Markov decisions processes (MDPs) and their model-free counterpart in reinforcement learning (RL) have known a large success in the last two decades. Although research in these two areas has been taking place for more than fifty years, the field gained momentum only recently following the advent of powerful hardware and algorithms with which supra-human performance were obtained in games like Chess or Go. However, these impressive successes often rely on quite exceptional hardware possibilities and cannot be applied in many “usual” contexts where, for instance, the volume of data available or the amount of computing power is more restricted. To define the next generation of more “democratic” and widely applicable algorithms, such methods still need to deal with very demanding exploration issues as soon as the state/action spaces are not small.
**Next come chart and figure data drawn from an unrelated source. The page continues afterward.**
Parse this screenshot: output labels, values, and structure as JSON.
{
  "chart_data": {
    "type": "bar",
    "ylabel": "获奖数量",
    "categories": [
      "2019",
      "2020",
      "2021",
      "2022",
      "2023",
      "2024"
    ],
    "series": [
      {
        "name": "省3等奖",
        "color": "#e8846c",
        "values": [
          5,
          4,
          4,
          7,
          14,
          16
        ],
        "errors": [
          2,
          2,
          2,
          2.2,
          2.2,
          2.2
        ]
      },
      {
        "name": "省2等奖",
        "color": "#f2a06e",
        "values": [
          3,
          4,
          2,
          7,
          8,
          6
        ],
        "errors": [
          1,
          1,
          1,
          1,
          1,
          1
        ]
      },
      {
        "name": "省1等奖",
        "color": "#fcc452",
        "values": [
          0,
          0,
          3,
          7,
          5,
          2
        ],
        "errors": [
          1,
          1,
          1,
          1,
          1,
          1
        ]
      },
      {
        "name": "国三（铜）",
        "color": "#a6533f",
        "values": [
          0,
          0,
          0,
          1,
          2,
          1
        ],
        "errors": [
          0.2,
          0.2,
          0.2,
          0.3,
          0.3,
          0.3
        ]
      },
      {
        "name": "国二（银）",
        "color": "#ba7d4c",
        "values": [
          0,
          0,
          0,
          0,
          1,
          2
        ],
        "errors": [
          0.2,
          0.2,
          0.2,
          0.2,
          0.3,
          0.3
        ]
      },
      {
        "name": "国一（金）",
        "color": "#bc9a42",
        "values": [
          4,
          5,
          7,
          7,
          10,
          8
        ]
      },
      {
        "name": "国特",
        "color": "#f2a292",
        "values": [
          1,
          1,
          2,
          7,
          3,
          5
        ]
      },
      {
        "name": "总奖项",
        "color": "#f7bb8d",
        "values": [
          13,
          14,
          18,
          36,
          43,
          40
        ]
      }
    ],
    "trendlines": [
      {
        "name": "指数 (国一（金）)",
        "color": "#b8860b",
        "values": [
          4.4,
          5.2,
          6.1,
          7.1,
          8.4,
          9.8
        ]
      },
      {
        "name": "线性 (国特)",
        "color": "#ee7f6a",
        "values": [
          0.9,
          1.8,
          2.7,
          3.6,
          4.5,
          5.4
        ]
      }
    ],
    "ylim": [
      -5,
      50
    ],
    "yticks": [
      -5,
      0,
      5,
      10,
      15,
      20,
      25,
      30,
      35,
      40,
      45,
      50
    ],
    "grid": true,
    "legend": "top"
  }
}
One way around this is to use underlying knowledge and structure present in many MDPs. This is especially true for problems related to scheduling and resource sharing in systems like server farms, clouds, and cellular wireless networks. In recent years, there has been a huge research effort improving the efficiency of learning algorithms by leveraging the structure of the underlying problem, both in the model-based and model-free frameworks. This workshop will gather experts and students working at the frontier of this topic.
Researchers who wish to present their work at the workshop RL4SN should submit an abstract (for more details see Instructions for Authors). Participants at the conference will be given the opportunity to submit a paper based on their talk to a special issue of the journal Queueing Systems: Theory and Applications (QUESTA) (other journals are pending approval). For more details, see the Special Issues page.
This workshop is part of the thematic semester Stochastic control and learning for complex networks (SOLACE).